Friday, 19 February 2016

THREE ESSENTIAL INGREDIENTS OF EFFECTIVE TRADING PROCESSES





Efficiency is of limited value if we're not effective. We not only need to do things right, but ensure that we're doing the right things.

What goes into successful trading processes? Here are three hallmarks of effectiveness that I've observed across a variety of professional traders:



1) Original Research


I recently spoke with a trader about the difference between trading ideas that you develop for yourself vs. ideas that you borrow from what your read or hear from others. The successful traders I know do their own work. Yes, they discuss ideas with people and, yes, they read research, but where they add value is in how they synthesize that information. Without digging into ideas on your own, you never truly achieve a sense of discovery and conviction in those ideas. As a result, it's easy to give up on the trades as soon as they encounter adverse price movement. The best trading ideas are distinguished by their breadth (combining information across time frames and/or markets); depth (level of detail and understanding); and originality (looking at new things or viewing old things in new ways). Successful generation of ideas goes beyond consensus thinking.









2) Planful Expression and Management of Trades


 The successful traders I know put considerable time into structuring their trades (finding very good risk/reward) and managing their positions (scaling in or out of trades, managing risk/reward in real time). One trader recently wanted to benefit from an anticipated decline in stocks, but was concerned about sharp short-covering rallies. He bought a long dated put spread and limited his dollar exposure to the trade. That allowed him to ride out market choppiness and take a nice profit on the position when volatility expanded. The thoughtful use of options enabled him to participate in a move that others missed because of getting stopped out due to market noise. Yet another trader I know achieved a similar end by holding modestly sized core positions, trading with wider stops, and tactically taking profits when markets became stretched in a favorable direction. Money management is central to the effectiveness of trading processes.





3) Detailed Reviews


The best trading processes include an element of quality control. By periodically reviewing performance and highlighting areas for improvement, traders ensure that they are learning and developing even as they may be drawing down. As I've emphasized elsewhere, those detailed reviews also include episodes of very positive performance. Traders who reverse engineer and map out their strengths are in a good position to turn best practices into process-driven habits. Trading reviews provide the foundation of trading goals, and trading goals provide the template for future trading plans and actions. Without reviews, goal setting, and further reviews, trading experience will not turn into trading expertise. We learn, not from experience, but from what we do with our experience.
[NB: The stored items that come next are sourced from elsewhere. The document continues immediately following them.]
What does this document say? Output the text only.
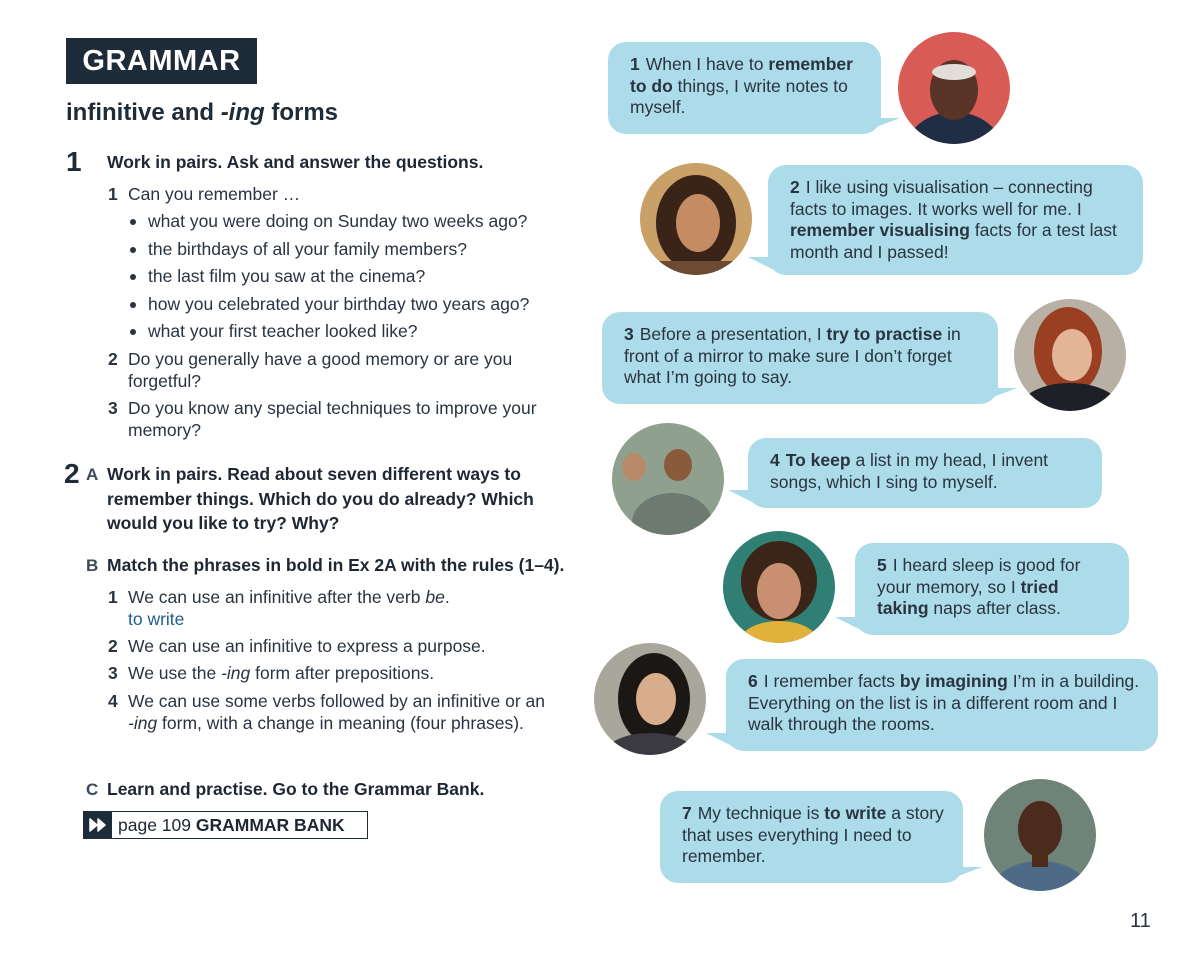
GRAMMAR
infinitive and -ing forms
1 Work in pairs. Ask and answer the questions.
1 Can you remember …
what you were doing on Sunday two weeks ago?
the birthdays of all your family members?
the last film you saw at the cinema?
how you celebrated your birthday two years ago?
what your first teacher looked like?
2 Do you generally have a good memory or are you forgetful?
3 Do you know any special techniques to improve your memory?
2 A Work in pairs. Read about seven different ways to remember things. Which do you do already? Which would you like to try? Why?
B Match the phrases in bold in Ex 2A with the rules (1–4).
1 We can use an infinitive after the verb be.
to write
2 We can use an infinitive to express a purpose.
3 We use the -ing form after prepositions.
4 We can use some verbs followed by an infinitive or an -ing form, with a change in meaning (four phrases).
C Learn and practise. Go to the Grammar Bank.
page 109 GRAMMAR BANK
1 When I have to remember to do things, I write notes to myself.
2 I like using visualisation – connecting facts to images. It works well for me. I remember visualising facts for a test last month and I passed!
3 Before a presentation, I try to practise in front of a mirror to make sure I don’t forget what I’m going to say.
4 To keep a list in my head, I invent songs, which I sing to myself.
5 I heard sleep is good for your memory, so I tried taking naps after class.
6 I remember facts by imagining I’m in a building. Everything on the list is in a different room and I walk through the rooms.
7 My technique is to write a story that uses everything I need to remember.
11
How effective is your trading? What are you doing that is special and unique in each of these three areas? If we don't do great things each day, our experience is unlikely to add up to anything great.


SOURCE: This article is written by Dr Brett Steenbarger @http://traderfeed.blogspot.in/

Thursday, 18 February 2016

DISCRETIONARY VERSUS SYSTEMATIC TRADERS


The difference between traders that rely on their instincts and chart reading abilities and those who are pure system traders.



DISCRETIONARY TRADERS..


…trade information flow.

…are trying to anticipate what the market will do.

…are subjective; they read their own opinions and past experiences into the current market action.

…trade what they want and have loose rules to govern their trading.

…are usually very emotional in their trading and taking their losses personally because their opinion was wrong and their ego is hurt.

…use many different indicators to trade at different times. Sometimes it may be macro economic indicators, chart patterns, or even macroeconomic news. They are very “flavor of the month” in that regards.

… generally have a very small watch list of stocks and markets to trade based mostly off the time on their expertise of the markets they trade.

SYSTEMATIC TRADERS..


…trade price flow.

…are participating in what the market is doing.

…are objective. They have no opinion about the market and are following what the market is actually doing, i.e. following that trend.

…have few but very strict and defined rules to govern their entries and exits, risk management, and position size.

…are unemotional because when they lose it is simply that the market was not conducive to their system. They know that they will win over the long term.

…always use the exact same technical indicators for their entries and exits. They never change them.

…trade many markets and are trading their technical system based on prices and trends so they do not need to be an expert on the fundamentals.


While discretionary traders are busy trying to digest what fundamental news and information mean, systematic traders are taking the signals they are getting from actual price movement in the market. Systematic traders are not thinking and predicting what the market is going to do, they are reacting to what the majority is doing based on their predetermined system’s entry signals.


For the average trader being a 100% Mechanical System Trader usually maximizes the chance of success in the markets, especially if you are using a historically proven profitable system. If you are removing the emotions and ego out of your trading and are controlling your risk of ruin with proper trade size and stop losses, then you have probability on your side of joining the consistently profitable traders in the market.


Now what sort of trader do you want to be?